Joe nodded. He paid with a handful of pennies and nickels that Howard didn’t bother to count.
He collected his Snickers and walked outside like any paying customer, holding his head up and pretending he had places to go. He limped across the parking lot and paused next to the rusting gas pumps to squint into the distance toward the center of town. There was too much haze for him to see, but he knew it was there. Normally the soaring Pyramid Building owned by Markham-Hook Conglomerate dominated Avalon’s skyline, poking heavenward to broadcast to everyone in North Carolina that Markham-Hook meant power. The building’s architect had won an award for the design, a tower with a pyramid forming the top five floors, which he said was inspired by the pyramid on the dollar bill. But Joe thought that from a distance the silver pyramid topped by a gold-colored metal sphere made the building look like a NASA rocket with a wad of chewing gum on top. He spat on the ground, just missing his left shoe.

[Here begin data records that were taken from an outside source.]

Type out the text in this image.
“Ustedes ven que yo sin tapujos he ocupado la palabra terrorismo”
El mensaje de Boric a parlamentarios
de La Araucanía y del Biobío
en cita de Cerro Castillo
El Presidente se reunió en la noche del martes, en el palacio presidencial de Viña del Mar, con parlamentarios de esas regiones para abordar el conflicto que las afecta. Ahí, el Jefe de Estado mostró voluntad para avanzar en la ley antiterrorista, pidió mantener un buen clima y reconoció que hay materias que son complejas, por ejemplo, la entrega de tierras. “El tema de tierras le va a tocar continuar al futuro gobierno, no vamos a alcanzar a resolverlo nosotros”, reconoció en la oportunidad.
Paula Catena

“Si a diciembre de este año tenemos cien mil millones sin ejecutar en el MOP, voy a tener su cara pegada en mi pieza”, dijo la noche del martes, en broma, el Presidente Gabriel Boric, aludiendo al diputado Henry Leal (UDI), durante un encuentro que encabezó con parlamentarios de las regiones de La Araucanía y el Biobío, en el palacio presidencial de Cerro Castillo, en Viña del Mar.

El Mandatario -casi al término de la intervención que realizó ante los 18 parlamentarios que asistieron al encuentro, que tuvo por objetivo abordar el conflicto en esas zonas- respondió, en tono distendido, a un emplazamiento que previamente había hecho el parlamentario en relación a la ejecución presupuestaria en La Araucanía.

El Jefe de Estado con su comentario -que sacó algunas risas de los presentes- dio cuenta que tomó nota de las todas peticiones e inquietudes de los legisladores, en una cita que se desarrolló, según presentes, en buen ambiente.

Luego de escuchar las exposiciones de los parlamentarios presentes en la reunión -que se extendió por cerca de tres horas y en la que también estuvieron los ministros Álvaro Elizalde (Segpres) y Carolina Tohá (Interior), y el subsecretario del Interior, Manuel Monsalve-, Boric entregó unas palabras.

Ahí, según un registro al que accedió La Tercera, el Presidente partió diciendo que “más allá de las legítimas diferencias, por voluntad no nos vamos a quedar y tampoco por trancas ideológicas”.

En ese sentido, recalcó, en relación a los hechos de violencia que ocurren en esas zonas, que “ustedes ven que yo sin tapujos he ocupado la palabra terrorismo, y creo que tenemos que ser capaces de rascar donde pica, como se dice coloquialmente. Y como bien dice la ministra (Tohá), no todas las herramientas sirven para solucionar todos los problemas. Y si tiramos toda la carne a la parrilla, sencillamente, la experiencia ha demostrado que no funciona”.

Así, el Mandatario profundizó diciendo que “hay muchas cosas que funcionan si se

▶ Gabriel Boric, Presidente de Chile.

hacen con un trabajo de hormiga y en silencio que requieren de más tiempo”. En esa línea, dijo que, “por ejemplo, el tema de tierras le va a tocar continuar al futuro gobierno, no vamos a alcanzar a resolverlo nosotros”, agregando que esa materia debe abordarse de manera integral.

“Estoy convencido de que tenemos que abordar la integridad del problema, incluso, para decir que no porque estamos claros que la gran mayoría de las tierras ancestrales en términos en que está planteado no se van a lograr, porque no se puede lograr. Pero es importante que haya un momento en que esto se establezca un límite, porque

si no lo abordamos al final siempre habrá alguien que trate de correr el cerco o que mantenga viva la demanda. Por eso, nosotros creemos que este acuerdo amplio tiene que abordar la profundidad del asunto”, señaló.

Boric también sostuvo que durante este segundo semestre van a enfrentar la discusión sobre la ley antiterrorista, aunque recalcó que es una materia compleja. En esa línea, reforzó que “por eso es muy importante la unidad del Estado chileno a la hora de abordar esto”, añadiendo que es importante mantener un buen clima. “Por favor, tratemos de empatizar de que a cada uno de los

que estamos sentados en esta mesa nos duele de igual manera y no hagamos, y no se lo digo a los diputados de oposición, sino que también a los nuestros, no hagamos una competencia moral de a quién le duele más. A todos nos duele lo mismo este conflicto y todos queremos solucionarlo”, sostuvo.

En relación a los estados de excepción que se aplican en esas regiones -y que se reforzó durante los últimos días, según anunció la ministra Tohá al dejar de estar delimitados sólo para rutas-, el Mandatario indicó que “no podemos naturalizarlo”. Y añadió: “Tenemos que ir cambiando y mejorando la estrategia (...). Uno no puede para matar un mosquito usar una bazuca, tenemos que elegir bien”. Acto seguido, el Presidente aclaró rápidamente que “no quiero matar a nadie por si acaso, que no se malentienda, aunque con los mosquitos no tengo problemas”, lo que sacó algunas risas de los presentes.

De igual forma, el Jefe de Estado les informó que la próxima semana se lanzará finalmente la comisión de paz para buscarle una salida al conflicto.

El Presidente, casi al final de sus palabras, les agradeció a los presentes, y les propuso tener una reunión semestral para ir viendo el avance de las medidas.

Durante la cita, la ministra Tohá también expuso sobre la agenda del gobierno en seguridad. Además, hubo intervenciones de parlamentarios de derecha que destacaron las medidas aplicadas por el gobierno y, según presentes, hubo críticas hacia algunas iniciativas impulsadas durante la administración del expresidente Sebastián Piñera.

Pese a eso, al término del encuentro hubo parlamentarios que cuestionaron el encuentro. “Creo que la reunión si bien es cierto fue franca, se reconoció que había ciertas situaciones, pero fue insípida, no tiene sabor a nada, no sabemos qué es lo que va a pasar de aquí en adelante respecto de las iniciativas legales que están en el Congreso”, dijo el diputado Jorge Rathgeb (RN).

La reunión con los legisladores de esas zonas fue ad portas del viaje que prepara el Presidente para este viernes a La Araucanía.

He planned to go home and do his laundry, but there was no rush, there never was. He’d already washed the breakfast dishes, dried them, put them away, and swallowed his mental illness prevention pill this morning. He decided to reward himself for good behavior with a smoke or two.
Mental illness my ass, Joe thought, grimacing as he tripped over a bump in the sidewalk where tree roots had burst through the concrete. He was as sane as anyone. Saner, because at least he had sense enough to see what the politicians and their corporate campaign contributors were doing to the economy while the brain dead citizens of the country wondered where all the jobs went.